Quanto aos adolescentes, o artigo 112 do mesmo Estatuto prevê advertência, obrigação de reparar o dano, prestação de serviços à comunidade, liberdade assistida, inserção em regime de semiliberdade, internação em estabelecimento educacional para atos infracionais, entre outros.

Assim, é de suma importância que as crianças e adolescentes sejam cientificados dos riscos associados ao uso da tecnologia para evitar que futuramente se encontrem na condição não só de vítima como também de ofensor, sendo essencial a sua orientação para que façam uma utilização consciente das ferramentas que estão ao seu alcance, cabendo esse papel não somente às escolas, como também aos pais e responsáveis.

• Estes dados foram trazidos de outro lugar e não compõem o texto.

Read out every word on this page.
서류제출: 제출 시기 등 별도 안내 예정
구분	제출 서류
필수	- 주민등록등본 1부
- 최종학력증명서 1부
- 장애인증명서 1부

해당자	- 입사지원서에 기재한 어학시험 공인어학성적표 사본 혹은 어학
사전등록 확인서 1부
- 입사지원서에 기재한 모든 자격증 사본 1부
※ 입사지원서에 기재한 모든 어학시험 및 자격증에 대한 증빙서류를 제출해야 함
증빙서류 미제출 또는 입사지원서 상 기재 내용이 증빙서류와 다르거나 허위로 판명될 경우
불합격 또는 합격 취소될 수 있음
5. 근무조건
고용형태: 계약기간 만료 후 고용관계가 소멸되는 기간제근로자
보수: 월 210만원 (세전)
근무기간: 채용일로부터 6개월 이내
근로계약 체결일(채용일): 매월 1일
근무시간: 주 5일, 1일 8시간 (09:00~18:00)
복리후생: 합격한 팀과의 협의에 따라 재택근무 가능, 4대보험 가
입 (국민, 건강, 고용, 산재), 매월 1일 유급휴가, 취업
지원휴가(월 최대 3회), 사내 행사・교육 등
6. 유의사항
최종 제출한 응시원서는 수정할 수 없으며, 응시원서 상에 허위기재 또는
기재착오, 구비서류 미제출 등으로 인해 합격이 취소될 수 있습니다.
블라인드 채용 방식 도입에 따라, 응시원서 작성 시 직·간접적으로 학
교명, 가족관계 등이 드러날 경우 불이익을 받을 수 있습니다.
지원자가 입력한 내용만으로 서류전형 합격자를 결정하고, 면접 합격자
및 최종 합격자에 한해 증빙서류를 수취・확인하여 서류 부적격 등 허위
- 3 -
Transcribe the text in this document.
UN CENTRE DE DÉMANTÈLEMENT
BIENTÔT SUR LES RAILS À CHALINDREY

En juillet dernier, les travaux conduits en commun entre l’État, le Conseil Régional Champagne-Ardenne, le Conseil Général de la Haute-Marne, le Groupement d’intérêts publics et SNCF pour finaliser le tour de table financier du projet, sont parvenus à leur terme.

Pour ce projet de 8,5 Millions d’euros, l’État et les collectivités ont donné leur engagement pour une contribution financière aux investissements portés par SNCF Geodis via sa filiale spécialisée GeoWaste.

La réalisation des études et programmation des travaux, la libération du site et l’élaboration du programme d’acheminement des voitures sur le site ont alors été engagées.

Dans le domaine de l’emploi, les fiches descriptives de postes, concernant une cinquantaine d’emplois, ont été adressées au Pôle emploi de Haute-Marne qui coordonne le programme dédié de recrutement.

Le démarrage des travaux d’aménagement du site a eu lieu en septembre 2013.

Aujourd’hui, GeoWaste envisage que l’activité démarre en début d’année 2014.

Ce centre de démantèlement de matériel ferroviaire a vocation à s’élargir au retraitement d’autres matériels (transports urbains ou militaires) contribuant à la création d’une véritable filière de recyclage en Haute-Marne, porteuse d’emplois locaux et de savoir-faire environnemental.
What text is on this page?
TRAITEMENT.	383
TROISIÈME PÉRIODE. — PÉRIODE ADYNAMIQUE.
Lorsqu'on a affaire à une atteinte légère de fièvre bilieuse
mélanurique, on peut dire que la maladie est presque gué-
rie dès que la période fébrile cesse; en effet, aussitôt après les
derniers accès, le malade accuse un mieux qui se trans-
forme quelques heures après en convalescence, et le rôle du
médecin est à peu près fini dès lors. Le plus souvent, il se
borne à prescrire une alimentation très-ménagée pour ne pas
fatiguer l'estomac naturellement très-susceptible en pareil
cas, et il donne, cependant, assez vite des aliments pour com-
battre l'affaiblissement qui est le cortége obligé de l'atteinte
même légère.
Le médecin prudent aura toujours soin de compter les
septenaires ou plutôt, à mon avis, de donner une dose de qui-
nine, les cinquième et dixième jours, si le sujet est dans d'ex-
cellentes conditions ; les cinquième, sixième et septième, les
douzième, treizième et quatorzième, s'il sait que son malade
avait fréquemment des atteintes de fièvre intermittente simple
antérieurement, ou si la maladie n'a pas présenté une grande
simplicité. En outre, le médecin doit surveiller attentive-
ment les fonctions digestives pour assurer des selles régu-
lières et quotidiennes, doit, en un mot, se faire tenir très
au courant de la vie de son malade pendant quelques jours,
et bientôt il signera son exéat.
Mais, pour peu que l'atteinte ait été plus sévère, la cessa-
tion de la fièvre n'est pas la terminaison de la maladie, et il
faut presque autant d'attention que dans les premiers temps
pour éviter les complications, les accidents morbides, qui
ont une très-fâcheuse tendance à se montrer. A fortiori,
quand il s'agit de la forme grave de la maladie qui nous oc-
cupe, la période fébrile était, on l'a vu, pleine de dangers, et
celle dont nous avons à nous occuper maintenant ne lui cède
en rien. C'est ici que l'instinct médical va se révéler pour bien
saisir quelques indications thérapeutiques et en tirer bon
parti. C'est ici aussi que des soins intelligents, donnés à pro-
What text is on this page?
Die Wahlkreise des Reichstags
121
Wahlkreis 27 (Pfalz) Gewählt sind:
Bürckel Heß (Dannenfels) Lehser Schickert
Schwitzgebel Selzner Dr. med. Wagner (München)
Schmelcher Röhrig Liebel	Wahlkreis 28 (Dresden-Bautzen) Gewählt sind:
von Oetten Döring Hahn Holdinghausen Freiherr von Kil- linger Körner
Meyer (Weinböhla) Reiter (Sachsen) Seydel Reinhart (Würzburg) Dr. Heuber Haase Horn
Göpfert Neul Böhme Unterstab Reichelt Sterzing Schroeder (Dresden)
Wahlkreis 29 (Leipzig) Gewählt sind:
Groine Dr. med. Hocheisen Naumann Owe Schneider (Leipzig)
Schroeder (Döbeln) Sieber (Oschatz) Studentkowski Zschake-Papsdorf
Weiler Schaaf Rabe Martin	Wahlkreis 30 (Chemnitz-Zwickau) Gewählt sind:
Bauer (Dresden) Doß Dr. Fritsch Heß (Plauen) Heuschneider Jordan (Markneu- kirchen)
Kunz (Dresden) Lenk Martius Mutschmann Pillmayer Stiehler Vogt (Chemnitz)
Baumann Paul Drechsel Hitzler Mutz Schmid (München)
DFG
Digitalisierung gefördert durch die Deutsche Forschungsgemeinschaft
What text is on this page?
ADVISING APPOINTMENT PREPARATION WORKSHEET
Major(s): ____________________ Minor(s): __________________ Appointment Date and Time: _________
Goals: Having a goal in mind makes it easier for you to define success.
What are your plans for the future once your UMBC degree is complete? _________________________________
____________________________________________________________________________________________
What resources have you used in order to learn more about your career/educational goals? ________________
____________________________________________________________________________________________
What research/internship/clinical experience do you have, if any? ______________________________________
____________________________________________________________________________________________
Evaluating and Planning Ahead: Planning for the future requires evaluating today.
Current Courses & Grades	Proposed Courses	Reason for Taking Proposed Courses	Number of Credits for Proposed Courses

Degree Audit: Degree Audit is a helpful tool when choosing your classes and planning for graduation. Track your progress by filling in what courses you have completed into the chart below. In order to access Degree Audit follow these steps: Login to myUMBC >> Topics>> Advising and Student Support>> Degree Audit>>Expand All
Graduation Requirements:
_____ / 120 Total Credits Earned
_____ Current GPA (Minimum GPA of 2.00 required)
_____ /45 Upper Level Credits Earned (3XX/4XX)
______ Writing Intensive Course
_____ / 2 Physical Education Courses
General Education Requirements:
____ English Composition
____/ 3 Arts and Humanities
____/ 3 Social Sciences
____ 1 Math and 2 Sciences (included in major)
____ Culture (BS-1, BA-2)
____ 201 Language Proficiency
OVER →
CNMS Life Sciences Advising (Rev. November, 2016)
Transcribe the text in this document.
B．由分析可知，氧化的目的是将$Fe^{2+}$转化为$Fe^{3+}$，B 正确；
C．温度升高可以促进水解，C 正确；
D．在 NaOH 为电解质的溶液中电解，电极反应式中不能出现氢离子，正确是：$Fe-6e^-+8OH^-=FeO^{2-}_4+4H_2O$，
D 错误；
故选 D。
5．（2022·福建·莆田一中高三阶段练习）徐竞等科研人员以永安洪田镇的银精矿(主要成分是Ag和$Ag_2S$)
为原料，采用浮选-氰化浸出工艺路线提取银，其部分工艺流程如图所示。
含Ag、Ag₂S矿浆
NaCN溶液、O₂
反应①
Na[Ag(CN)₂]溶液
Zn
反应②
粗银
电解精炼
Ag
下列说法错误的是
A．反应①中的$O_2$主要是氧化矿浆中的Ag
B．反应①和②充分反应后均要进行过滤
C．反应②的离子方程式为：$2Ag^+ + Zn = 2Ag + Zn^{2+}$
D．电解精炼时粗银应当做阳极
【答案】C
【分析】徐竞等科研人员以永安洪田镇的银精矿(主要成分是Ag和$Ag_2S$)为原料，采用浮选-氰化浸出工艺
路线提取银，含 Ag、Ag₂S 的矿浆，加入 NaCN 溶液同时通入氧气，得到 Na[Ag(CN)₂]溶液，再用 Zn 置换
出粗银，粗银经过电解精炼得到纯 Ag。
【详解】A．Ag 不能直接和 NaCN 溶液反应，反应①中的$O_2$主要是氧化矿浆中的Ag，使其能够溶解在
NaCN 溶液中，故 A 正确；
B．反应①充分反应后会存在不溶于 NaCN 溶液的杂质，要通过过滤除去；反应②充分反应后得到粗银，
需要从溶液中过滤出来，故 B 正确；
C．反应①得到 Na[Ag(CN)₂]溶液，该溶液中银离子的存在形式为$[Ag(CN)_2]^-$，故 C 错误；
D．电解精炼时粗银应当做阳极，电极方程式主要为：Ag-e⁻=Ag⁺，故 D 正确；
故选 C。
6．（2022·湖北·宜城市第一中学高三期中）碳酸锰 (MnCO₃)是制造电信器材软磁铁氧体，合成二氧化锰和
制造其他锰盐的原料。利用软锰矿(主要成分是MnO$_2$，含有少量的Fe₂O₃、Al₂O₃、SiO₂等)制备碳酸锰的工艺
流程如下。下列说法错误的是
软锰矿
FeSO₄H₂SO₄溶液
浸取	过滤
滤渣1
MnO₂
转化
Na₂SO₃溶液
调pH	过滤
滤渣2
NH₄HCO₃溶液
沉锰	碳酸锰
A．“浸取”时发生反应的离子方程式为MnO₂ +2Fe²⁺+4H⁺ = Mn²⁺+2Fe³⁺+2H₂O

Neste sentido, cabe destacar a iniciativa da Nethics (www.nethicsedu.com.br), empresa voltada à educação de crianças e adolescentes sobre o uso ético e seguro da Internet. A empresa indica que crianças menores de 7 anos sejam incentivadas à conviver mais com o mundo offline, e a eles seja transmitida a importância de brincar pessoalmente com os amigos, praticar esportes e não ficar muito tempo na frente da TV ou videogame. Para essa faixa etária, a navegação na internet tem que sempre ser acompanhada e direcionada pelo pai ou responsável.

A Nethics aponta que, entre 8 e 12 anos, as crianças tornam-se mais ansiosas para fazer parte de redes sociais. Nessa faixa etária é importante que os responsáveis não sejam omissos, nem tampouco incentivem as crianças a mentirem sua idade para serem aceitas nas redes sociais.

Iniciando sua vida nas referidas redes, é importante que as crianças sejam instruídas para não interagirem com estranhos e jamais compartilharem informações pessoais. Uma relação de confiança deve ser estabelecida entre pais e criança, para que a criança possa reportar casos estranhos que acontecem na navegação. O ideal é estipular regras rígidas sobre horários e limites.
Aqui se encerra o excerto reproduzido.